Adelaide United hero Marcelo Carrusca says he reprised some of the skills he practiced as a boy when his deft rabona assist helped seal the Reds' progression in the Westfield FFA Cup Round of 16 on Wednesday night.
The Argentine ace was instrumental in helping the inaugural FFA Cup title holder dump Sydney FC out of the Cup for the second straight season.
At a buzzing Coopers Stadium, Carrusca turned the Cup tie in the Reds' favour deep into extra-time with his individual brilliance laying on the winner for Dylan McGowan in the 2-1 victory.
“I did the first touch and after the ball is a little bit behind my right leg, so for me it was easy to use my right leg,” Carrusca told reporters on Thursday.
“Luckily Dylan was there and we were able to score.It was a tough game and we were very happy to win and now we wait for the next stage.”
“I think I’ve tried it a couple of times before but I can’t remember, it was a long time ago. Not with that success,” he said.
For those who don’t know, a “rabona” is the Spanish word for ribbon and refers to when a player deftly wraps one leg around another to play the ball. It requires great skill and confidence and can often deceive defenders.
“It’s something that when you’re a kid, you try to do many times but not after you are a professional player," the 31-year-old added.
“Guillermo [Amor] gives us freedom in the middle to do whatever we want but of course we must always keep a good shape and speak to each other all the time.”
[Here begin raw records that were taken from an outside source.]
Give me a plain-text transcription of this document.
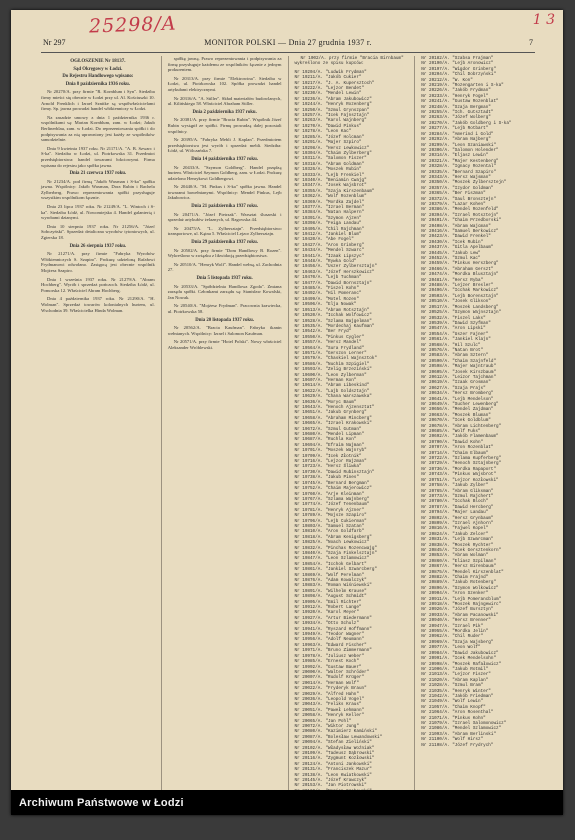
25298/A	1 3
Nr 297	MONITOR POLSKI — Dnia 27 grudnia 1937 r.	7
OGŁOSZENIE Nr 18137.
Sąd Okręgowy w Łodzi.
Do Rejestru Handlowego wpisano:
Dnia 8 października 1936 roku.
Nr 20270/A. przy firmie "R. Kornblum i Syn". Siedziba firmy mieści się obecnie w Łodzi przy ul. Al. Kościuszki 10. Arnold Frenklich i Izrael Sznitke są współwłaścicielami firmy. Sp. jawna prowadzi handel włókienniczy w Łodzi.
Na zasadzie umowy z dnia 1 października 1936 r. wspólnikami są: Marian Kornblum, zam. w Łodzi; Jakub Berlinerblau, zam. w Łodzi. Do reprezentowania spółki i do podpisywania za nią uprawniony jest każdy ze wspólników samodzielnie.
Dnia 9 kwietnia 1937 roku. Nr 21171/A. "A. B. Szwarc i S-ka". Siedziba w Łodzi, ul. Piotrkowska 31. Przedmiot przedsiębiorstwa: handel towarami łokciowymi. Firma wpisana do rejestru jako spółka jawna.
Dnia 21 czerwca 1937 roku.
Nr 21234/A. pod firmą "Jakób Waxman i S-ka" spółka jawna. Wspólnicy: Jakób Waxman, Dora Rubin i Rachela Zylberberg. Prawo reprezentowania spółki przysługuje wszystkim wspólnikom łącznie.
Dnia 23 lipca 1937 roku. Nr 21249/A. "L. Wintoch i S-ka". Siedziba Łódź, ul. Nowomiejska 4. Handel galanterią i wyrobami dzianymi.
Dnia 10 sierpnia 1937 roku. Nr 21256/A. "Józef Sobczyński". Sprzedaż detaliczna wyrobów tytoniowych, ul. Zgierska 18.
Dnia 26 sierpnia 1937 roku.
Nr 21271/A. przy firmie "Fabryka Wyrobów Włókienniczych S. Szapiro". Prokurę udzieloną Rafałowi Frydmanowi odwołano. Zastępcą jest obecnie wspólnik Mojżesz Szapiro.
Dnia 1 września 1937 roku. Nr 21279/A. "Abram Hochberg". Wyrób i sprzedaż pończoch. Siedziba Łódź, ul. Pomorska 12. Właściciel Abram Hochberg.
Dnia 4 października 1937 roku. Nr 21290/A. "H. Wolman". Sprzedaż towarów kolonialnych hurtem, ul. Wschodnia 39. Właścicielka Hinda Wolman.
spółkę jawną. Prawo reprezentowania i podpisywania za firmę przysługuje każdemu ze wspólników łącznie z jednym prokurentem.
Nr 20313/A. przy firmie "Elektrowina". Siedziba w Łodzi, ul. Piotrkowska 102. Spółka prowadzi handel artykułami elektrycznymi.
Nr 20316/A. "A. Stiller". Skład materiałów budowlanych, ul. Kilińskiego 58. Właściciel Abraham Stiller.
Dnia 2 października 1937 roku.
Nr 20381/A. przy firmie "Bracia Rubin". Wspólnik Józef Rubin wystąpił ze spółki. Firmę prowadzą dalej pozostali wspólnicy.
Nr 20395/A. "Fabryka Mebli J. Kaplan". Przedmiotem przedsiębiorstwa jest wyrób i sprzedaż mebli. Siedziba: Łódź, ul. Wólczańska 7.
Dnia 14 października 1937 roku.
Nr 20433/A. "Szymon Goldberg". Handel przędzą hurtem. Właściciel Szymon Goldberg, zam. w Łodzi. Prokurę udzielono Henrykowi Goldbergowi.
Nr 20440/A. "M. Pinkus i S-ka" spółka jawna. Handel towarami bawełnianymi. Wspólnicy: Mendel Pinkus, Lejb Jakubowicz.
Dnia 21 października 1937 roku.
Nr 20471/A. "Józef Pietrzak". Warsztat ślusarski i sprzedaż artykułów żelaznych, ul. Rzgowska 44.
Nr 20475/A. "L. Zylbersztajn". Przedsiębiorstwo transportowe, ul. Kątna 5. Właściciel Lejzor Zylbersztajn.
Dnia 29 października 1937 roku.
Nr 20502/A. przy firmie "Dom Handlowy B. Rozen". Wykreślono w związku z likwidacją przedsiębiorstwa.
Nr 20510/A. "Henryk Wolf". Handel wełną, ul. Zachodnia 27.
Dnia 5 listopada 1937 roku.
Nr 20533/A. "Spółdzielnia Handlowa Zgoda". Zmiana zarządu spółki. Członkami zarządu są: Stanisław Kowalski, Jan Nowak.
Nr 20540/A. "Mojżesz Frydman". Pracownia krawiecka, ul. Piotrkowska 58.
Dnia 20 listopada 1937 roku.
Nr 20562/A. "Bracia Kaufman". Fabryka tkanin wełnianych. Wspólnicy: Izrael i Salomon Kaufman.
Nr 20571/A. przy firmie "Hotel Polski". Nowy właściciel Aleksander Wróblewski.
Nr 1002/A. przy firmie "Bracia Birnbaum" wykreślono ze spisu kupców:
Nr 19204/A. "Ludwik Frydman"
Nr 19211/A. "Jakób Cukier"
Nr 19217/A. "J. A. Kupersztoch"
Nr 19222/A. "Lejzor Bendet"
Nr 19230/A. "Mendel Lewin"
Nr 19236/A. "Abram Jakubowicz"
Nr 19244/A. "Henryk Rozenberg"
Nr 19250/A. "Szmul Grynszpan"
Nr 19257/A. "Icek Fajnsztajn"
Nr 19263/A. "Karol Wajnberg"
Nr 19270/A. "Dawid Pinkus"
Nr 19278/A. "Leon Kac"
Nr 19285/A. "Józef Holcman"
Nr 19291/A. "Majer Szpiro"
Nr 19298/A. "Hersz Lewkowicz"
Nr 19304/A. "Chaim Zylberberg"
Nr 19311/A. "Salomon Fiszer"
Nr 19318/A. "Abram Goldman"
Nr 19326/A. "Moszek Rubin"
Nr 19333/A. "Lejb Frenkiel"
Nr 19340/A. "Beniamin Cwajg"
Nr 19347/A. "Josek Wajsbrot"
Nr 19355/A. "Szaja Kirszenbaum"
Nr 19362/A. "Wolf Rozenblum"
Nr 19369/A. "Mordka Zajdel"
Nr 19377/A. "Izrael Berman"
Nr 19384/A. "Natan Halpern"
Nr 19391/A. "Szymon Ajzen"
Nr 19398/A. "Feiga Landau"
Nr 19405/A. "Chil Rajchman"
Nr 19412/A. "Jankiel Blum"
Nr 19420/A. "Abe Fogel"
Nr 19427/A. "Aron Grinberg"
Nr 19434/A. "Mendel Szwarc"
Nr 19441/A. "Izaak Lipszyc"
Nr 19448/A. "Rywka Gold"
Nr 19456/A. "Uszer Zylbersztajn"
Nr 19463/A. "Józef Herszkowicz"
Nr 19470/A. "Lejb Tuchman"
Nr 19477/A. "Dawid Bornsztajn"
Nr 19485/A. "Fiszel Kohn"
Nr 19492/A. "Hil Pomeranc"
Nr 19499/A. "Motel Rozen"
Nr 19506/A. "Elja Nowak"
Nr 19513/A. "Abram Rotsztajn"
Nr 19520/A. "Icchak Wolfowicz"
Nr 19528/A. "Szlama Bajgelman"
Nr 19535/A. "Mordechaj Kaufman"
Nr 19542/A. "Ber Fryd"
Nr 19550/A. "Pinkus Cygler"
Nr 19557/A. "Hersz Mandel"
Nr 19564/A. "Sura Frydland"
Nr 19571/A. "Gerszon Lerner"
Nr 19579/A. "Chaskiel Wajnsztok"
Nr 19586/A. "Nuchim Szpigiel"
Nr 19593/A. "Zelig Brzeziński"
Nr 19600/A. "Leon Zylberman"
Nr 19607/A. "Herman Kon"
Nr 19614/A. "Abram Libeskind"
Nr 19622/A. "Lajb Goldsztajn"
Nr 19629/A. "Chana Warszawska"
Nr 19636/A. "Moryc Baum"
Nr 19643/A. "Henoch Ajzensztat"
Nr 19651/A. "Jakub Grynberg"
Nr 19658/A. "Abraham Mincberg"
Nr 19665/A. "Izrael Krakowski"
Nr 19672/A. "Szmul Gutman"
Nr 19680/A. "Mendel Lipman"
Nr 19687/A. "Ruchla Kon"
Nr 19694/A. "Efraim Najman"
Nr 19701/A. "Moszek Wajnryb"
Nr 19709/A. "Icek Złotnik"
Nr 19716/A. "Lejzor Rajzman"
Nr 19723/A. "Hersz Śliwka"
Nr 19730/A. "Dawid Rubinsztajn"
Nr 19738/A. "Jakub Pines"
Nr 19745/A. "Bernard Bergman"
Nr 19752/A. "Chaim Majerowicz"
Nr 19760/A. "Arje Kleinman"
Nr 19767/A. "Szlama Wajnberg"
Nr 19774/A. "Józef Tenenbaum"
Nr 19781/A. "Henryk Ajzner"
Nr 19789/A. "Mojsze Szapiro"
Nr 19796/A. "Lejb Cukierman"
Nr 19803/A. "Samuel Szatan"
Nr 19810/A. "Aron Goldfarb"
Nr 19818/A. "Abram Kenigsberg"
Nr 19825/A. "Noach Lewkowicz"
Nr 19832/A. "Pinchas Rozencwajg"
Nr 19840/A. "Szaja Finkelsztajn"
Nr 19847/A. "Leon Szlamowicz"
Nr 19854/A. "Icchok Gelbart"
Nr 19861/A. "Jankiel Szwarcberg"
Nr 19869/A. "Wolf Perelman"
Nr 19876/A. "Adam Kowalczyk"
Nr 19883/A. "Roman Wiśniewski"
Nr 19891/A. "Wilhelm Krause"
Nr 19898/A. "August Schmidt"
Nr 19905/A. "Emil Richter"
Nr 19912/A. "Robert Lange"
Nr 19920/A. "Karol Meyer"
Nr 19927/A. "Artur Biedermann"
Nr 19934/A. "Otto Schulz"
Nr 19941/A. "Ryszard Hoffmann"
Nr 19949/A. "Teodor Wagner"
Nr 19956/A. "Adolf Neumann"
Nr 19963/A. "Edward Fischer"
Nr 19971/A. "Bruno Zimmermann"
Nr 19978/A. "Juliusz Weber"
Nr 19985/A. "Ernest Koch"
Nr 19992/A. "Gustaw Bauer"
Nr 20000/A. "Walter Schröder"
Nr 20007/A. "Rudolf Krüger"
Nr 20014/A. "Herman Wolf"
Nr 20022/A. "Fryderyk Braun"
Nr 20029/A. "Alfred Hahn"
Nr 20036/A. "Leopold Vogel"
Nr 20043/A. "Feliks Kraus"
Nr 20051/A. "Paweł Lehmann"
Nr 20058/A. "Henryk Keller"
Nr 20065/A. "Jan Pohl"
Nr 20072/A. "Wiktor Jung"
Nr 20080/A. "Kazimierz Kamiński"
Nr 20087/A. "Bolesław Lewandowski"
Nr 20094/A. "Stefan Zieliński"
Nr 20102/A. "Władysław Woźniak"
Nr 20109/A. "Tadeusz Dąbrowski"
Nr 20116/A. "Zygmunt Kozłowski"
Nr 20124/A. "Antoni Jankowski"
Nr 20131/A. "Franciszek Mazur"
Nr 20138/A. "Leon Kwiatkowski"
Nr 20145/A. "Józef Krawczyk"
Nr 20153/A. "Jan Piotrowski"
Nr 20182/A. "Szabsa Frajman"
Nr 20190/A. "Lejb Aronowicz"
Nr 20197/A. "Wigdor Grinberg"
Nr 20204/A. "Chil Dobrzyński"
Nr 20212/A. "W. Kon"
Nr 20219/A. "Rozengarten i S-ka"
Nr 20226/A. "Jakób Frydman"
Nr 20233/A. "Henryk Fogel"
Nr 20241/A. "Gustaw Rozenblat"
Nr 20248/A. "Szaja Bergman"
Nr 20255/A. "Ich. Gutsztadt"
Nr 20263/A. "Józef Wolberg"
Nr 20270/A. "Jakób Goldberg i S-ka"
Nr 20277/A. "Lejb Rotbart"
Nr 20284/A. "Amerind i Gold"
Nr 20292/A. "Abram Najberg"
Nr 20299/A. "Leon Szaniawski"
Nr 20306/A. "Salomon Holender"
Nr 20314/A. "Eljasz Lewin"
Nr 20321/A. "Majer Kestenberg"
Nr 20328/A. "Ignacy Rozental"
Nr 20335/A. "Bernard Szapiro"
Nr 20343/A. "Hersz Wajsman"
Nr 20350/A. "Moszek Zylbersztejn"
Nr 20357/A. "Izydor Goldman"
Nr 20365/A. "Ber Fiszman"
Nr 20372/A. "Saul Bronsztejn"
Nr 20379/A. "Lazar Kohen"
Nr 20386/A. "Mendel Rozenfeld"
Nr 20394/A. "Izrael Rotsztejn"
Nr 20401/A. "Chaim Przedborski"
Nr 20408/A. "Abram Wajcman"
Nr 20416/A. "Samuel Berkowicz"
Nr 20423/A. "Dawid Frenkel"
Nr 20430/A. "Icek Rubin"
Nr 20437/A. "Gitla Apelbaum"
Nr 20445/A. "Jakub Lew"
Nr 20452/A. "Szmul Kac"
Nr 20459/A. "Pinkus Herszberg"
Nr 20466/A. "Abraham Gerszt"
Nr 20474/A. "Mordka Blusztajn"
Nr 20481/A. "Hersz Ryba"
Nr 20488/A. "Lejzer Bresler"
Nr 20496/A. "Icchak Markowicz"
Nr 20503/A. "Lejb Borensztajn"
Nr 20510/A. "Josek Glikson"
Nr 20517/A. "Moszek Landsberg"
Nr 20525/A. "Szymon Wajnsztajn"
Nr 20532/A. "Fiszel Laks"
Nr 20539/A. "Dawid Szyfman"
Nr 20547/A. "Aron Lipski"
Nr 20554/A. "Uszer Fajner"
Nr 20561/A. "Jankiel Klajn"
Nr 20568/A. "Hil Szulc"
Nr 20576/A. "Natan Brot"
Nr 20583/A. "Abram Sztern"
Nr 20590/A. "Chaim Szajnfeld"
Nr 20598/A. "Majer Wajntraub"
Nr 20605/A. "Josek Kirszbaum"
Nr 20612/A. "Leizor Tajchman"
Nr 20619/A. "Izaak Grosman"
Nr 20627/A. "Szaja Prajs"
Nr 20634/A. "Hersz Bromberg"
Nr 20641/A. "Lejb Mendelson"
Nr 20649/A. "Sucher Lewenberg"
Nr 20656/A. "Mendel Zajdman"
Nr 20663/A. "Moszek Bluman"
Nr 20670/A. "Icek Goldblum"
Nr 20678/A. "Abram Lichtenberg"
Nr 20685/A. "Wolf Fuks"
Nr 20692/A. "Jakób Flamenbaum"
Nr 20700/A. "Dawid Kohn"
Nr 20707/A. "Aron Rozenblat"
Nr 20714/A. "Chaim Elbaum"
Nr 20722/A. "Szlama Kupferberg"
Nr 20729/A. "Henoch Sztajnberg"
Nr 20736/A. "Mordka Rapaport"
Nr 20743/A. "Pinkus Wajsbrot"
Nr 20751/A. "Lejzor Kozłowski"
Nr 20758/A. "Jakub Zylber"
Nr 20765/A. "Abram Gliksman"
Nr 20773/A. "Szmul Rajchert"
Nr 20780/A. "Icchak Bloch"
Nr 20787/A. "Dawid Hercberg"
Nr 20794/A. "Majer Landau"
Nr 20802/A. "Hersz Grynbaum"
Nr 20809/A. "Izrael Ajnhorn"
Nr 20816/A. "Fajwel Kopel"
Nr 20824/A. "Jakub Zelcer"
Nr 20831/A. "Lejb Szwarcman"
Nr 20838/A. "Moszek Rychter"
Nr 20845/A. "Icek Gersztenkorn"
Nr 20853/A. "Abram Wolman"
Nr 20860/A. "Eliasz Szpilman"
Nr 20867/A. "Hersz Birenbaum"
Nr 20875/A. "Mendel Kirszenblat"
Nr 20882/A. "Chaim Frajnd"
Nr 20889/A. "Jakub Rotenberg"
Nr 20896/A. "Szymon Wolkowicz"
Nr 20904/A. "Aron Szenker"
Nr 20911/A. "Lejb Pomerancblum"
Nr 20918/A. "Moszek Rajngewirc"
Nr 20926/A. "Józef Bursztyn"
Nr 20933/A. "Abram Pacanowski"
Nr 20940/A. "Hersz Brenner"
Nr 20947/A. "Izrael Pik"
Nr 20955/A. "Mordka Jelin"
Nr 20962/A. "Chil Ruder"
Nr 20969/A. "Szaja Wajsberg"
Nr 20977/A. "Leon Wolf"
Nr 20984/A. "Dawid Jakubowicz"
Nr 20991/A. "Icek Mendelsohn"
Nr 20998/A. "Moszek Rafałowicz"
Nr 21006/A. "Jakub Rotmil"
Nr 21013/A. "Lejzor Fiszer"
Nr 21020/A. "Abram Kaplan"
Nr 21028/A. "Szmul Bram"
Nr 21035/A. "Henryk Winter"
Nr 21042/A. "Jakób Friedman"
Nr 21049/A. "Wolf Lewin"
Nr 21057/A. "Chaim Knopf"
Nr 21064/A. "Aron Rosenthal"
Nr 21071/A. "Pinkus Kohn"
Nr 21079/A. "Izrael Salomonowicz"
Nr 21086/A. "Mendel Szlamowicz"
Nr 21093/A. "Abram Berlinski"
Nr 21100/A. "Wolf Hirsz"
Nr 21108/A. "Józef Frydrych"
Archiwum Państwowe w Łodzi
Elaborating on the new coach at Adelaide following the recent departure of Josep Gombau, Carrusca said fans could expect to see a slight change in the Reds style this season under former Barcelona legend Amor.
“It’s a long process of course, we want to play the same style but this coach is adding some concept that we don’t understand very well and it will take time for us to be fit and be good with the style as well,” he said.
“It’s not very different but he has different concepts and now we are doing different things compared to last season. We have trained for two years one way, now it’s starting to change a bit of course this is going to take time.”